Sejarah Panjang Islam Bersama Dunia Astronomi

Ilmu astronomi berkembang di masa keemasan Islam.

Chemheritage.org
Astronomi Islam.
Rep: Zahrotul Oktaviani Red: Muhammad Hafil

REPUBLIKA.CO.ID,LONDON -- Baru-baru ini, NASA merilis sebuah gambar yang diambil oleh James Webb Space Telescope (JWST). Hasil tangkapan cahaya ini membuat seluruh penghuni Bumi terpesona.

Gambaran mengenai kosmos ditangkap dalam warna-warna cerah dan tidak seperti apa yang pernah terlihat sebelumnya. Sangat tidak masuk akal jika kenyataannya gambar-gambar tersebut merupakan sebuah galeri kuno, dengan beberapa berusia lebih dari 13 miliar tahun.

Gambar Quintet Stephan memungkinkan manusia saat ini sekilas melihat bagaimana galaksi berinteraksi dan bergabung satu sama lain. Hampir tampak seolah-olah galaksi yang berkilauan terkunci dalam sebuah tarian indah.

Foto-foto ini berhasil dikirimkan berkat keajaiban teknologi, JWST, yang telah dibuat selama 30 tahun. Teknologi ini telah menghasilkan beberapa gambar paling tajam dari luar angkasa hingga saat ini.

Namun, jauh sebelum teknologi serupa menjadi tren, langit malam masih menangkap imajinasi kolektif yang ada.
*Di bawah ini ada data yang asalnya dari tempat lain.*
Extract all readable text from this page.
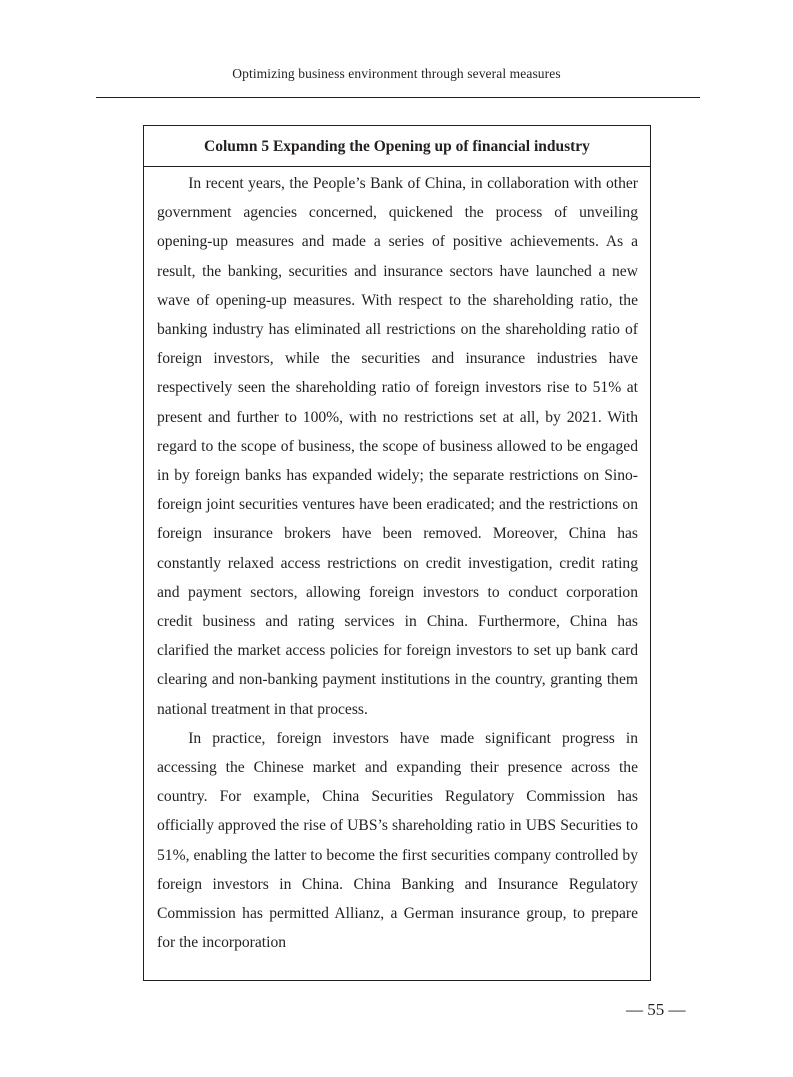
Optimizing business environment through several measures
Column 5 Expanding the Opening up of financial industry

In recent years, the People’s Bank of China, in collaboration with other government agencies concerned, quickened the process of unveiling opening-up measures and made a series of positive achievements. As a result, the banking, securities and insurance sectors have launched a new wave of opening-up measures. With respect to the shareholding ratio, the banking industry has eliminated all restrictions on the shareholding ratio of foreign investors, while the securities and insurance industries have respectively seen the shareholding ratio of foreign investors rise to 51% at present and further to 100%, with no restrictions set at all, by 2021. With regard to the scope of business, the scope of business allowed to be engaged in by foreign banks has expanded widely; the separate restrictions on Sino-foreign joint securities ventures have been eradicated; and the restrictions on foreign insurance brokers have been removed. Moreover, China has constantly relaxed access restrictions on credit investigation, credit rating and payment sectors, allowing foreign investors to conduct corporation credit business and rating services in China. Furthermore, China has clarified the market access policies for foreign investors to set up bank card clearing and non-banking payment institutions in the country, granting them national treatment in that process.

In practice, foreign investors have made significant progress in accessing the Chinese market and expanding their presence across the country. For example, China Securities Regulatory Commission has officially approved the rise of UBS’s shareholding ratio in UBS Securities to 51%, enabling the latter to become the first securities company controlled by foreign investors in China. China Banking and Insurance Regulatory Commission has permitted Allianz, a German insurance group, to prepare for the incorporation

— 55 —
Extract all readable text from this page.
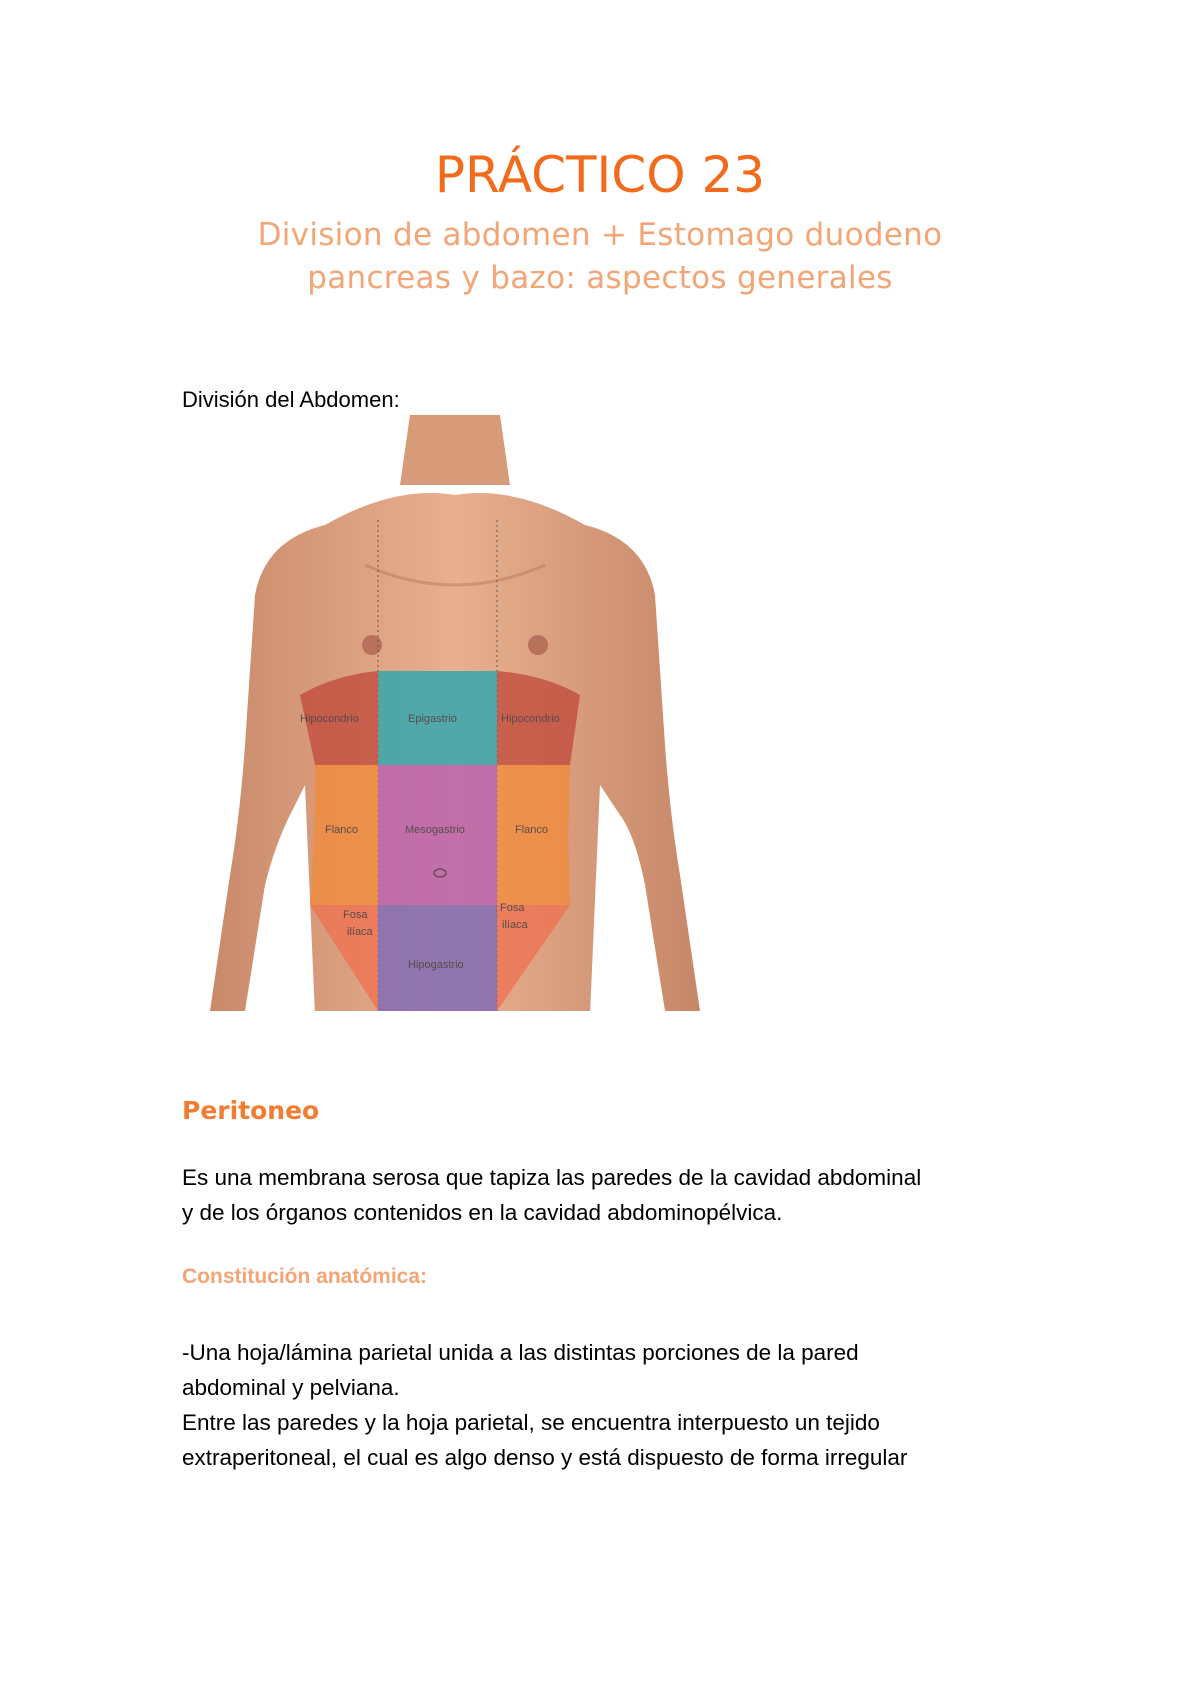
PRÁCTICO 23
Division de abdomen + Estomago duodeno
pancreas y bazo: aspectos generales
División del Abdomen:
Hipocondrio	Epigastrio	Hipocondrio
Flanco	Mesogastrio	Flanco
Fosa
ilíaca
Hipogastrio
Fosa
ilíaca
Peritoneo
Es una membrana serosa que tapiza las paredes de la cavidad abdominal
y de los órganos contenidos en la cavidad abdominopélvica.
Constitución anatómica:
-Una hoja/lámina parietal unida a las distintas porciones de la pared
abdominal y pelviana.
Entre las paredes y la hoja parietal, se encuentra interpuesto un tejido
extraperitoneal, el cual es algo denso y está dispuesto de forma irregular
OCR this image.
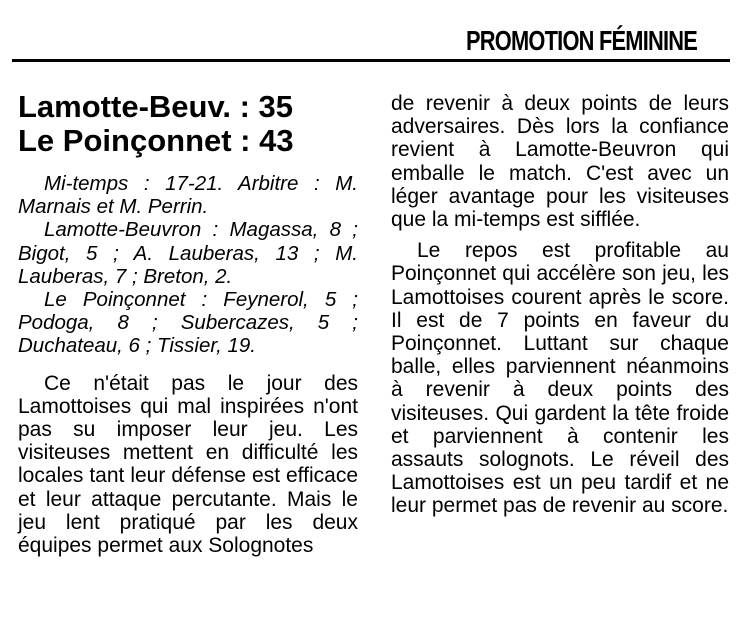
PROMOTION FÉMININE
Lamotte-Beuv. : 35
Le Poinçonnet : 43

Mi-temps : 17-21. Arbitre : M. Marnais et M. Perrin.

Lamotte-Beuvron : Magassa, 8 ; Bigot, 5 ; A. Lauberas, 13 ; M. Lauberas, 7 ; Breton, 2.

Le Poinçonnet : Feynerol, 5 ; Podoga, 8 ; Subercazes, 5 ; Duchateau, 6 ; Tissier, 19.

Ce n'était pas le jour des Lamottoises qui mal inspirées n'ont pas su imposer leur jeu. Les visiteuses mettent en difficulté les locales tant leur défense est efficace et leur attaque percutante. Mais le jeu lent pratiqué par les deux équipes permet aux Solognotes

de revenir à deux points de leurs adversaires. Dès lors la confiance revient à Lamotte-Beuvron qui emballe le match. C'est avec un léger avantage pour les visiteuses que la mi-temps est sifflée.

Le repos est profitable au Poinçonnet qui accélère son jeu, les Lamottoises courent après le score. Il est de 7 points en faveur du Poinçonnet. Luttant sur chaque balle, elles parviennent néanmoins à revenir à deux points des visiteuses. Qui gardent la tête froide et parviennent à contenir les assauts solognots. Le réveil des Lamottoises est un peu tardif et ne leur permet pas de revenir au score.
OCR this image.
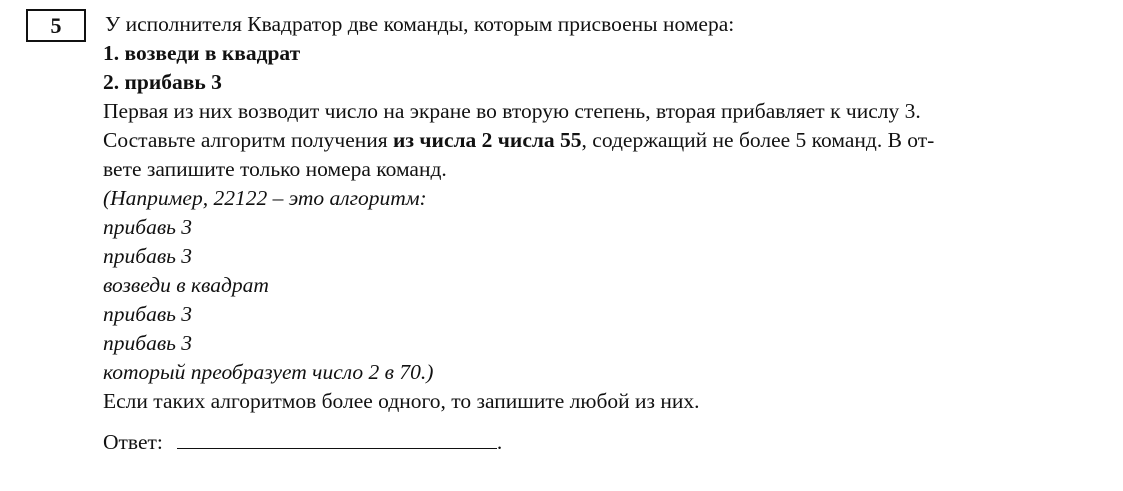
5 У исполнителя Квадратор две команды, которым присвоены номера:
1. возведи в квадрат
2. прибавь 3
Первая из них возводит число на экране во вторую степень, вторая прибавляет к числу 3.
Составьте алгоритм получения из числа 2 числа 55, содержащий не более 5 команд. В от-
вете запишите только номера команд.
(Например, 22122 – это алгоритм:
прибавь 3
прибавь 3
возведи в квадрат
прибавь 3
прибавь 3
который преобразует число 2 в 70.)
Если таких алгоритмов более одного, то запишите любой из них.
Ответ:	.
Langit selalu menjadi tempat yang menyimpan keindahan dan misteri, harapan dan kegelapan, yang menginspirasi seniman dan ilmuwan.

Tidaklah mengherankan bidang astronomi berasal dari milenium pertama SM, ilmu pengetahuan kuno melintasi perbatasan. Setiap budaya, dengan basis pengetahuan dan praktik keagamaannya yang khas, menambah pemahaman tentang Alam Semesta.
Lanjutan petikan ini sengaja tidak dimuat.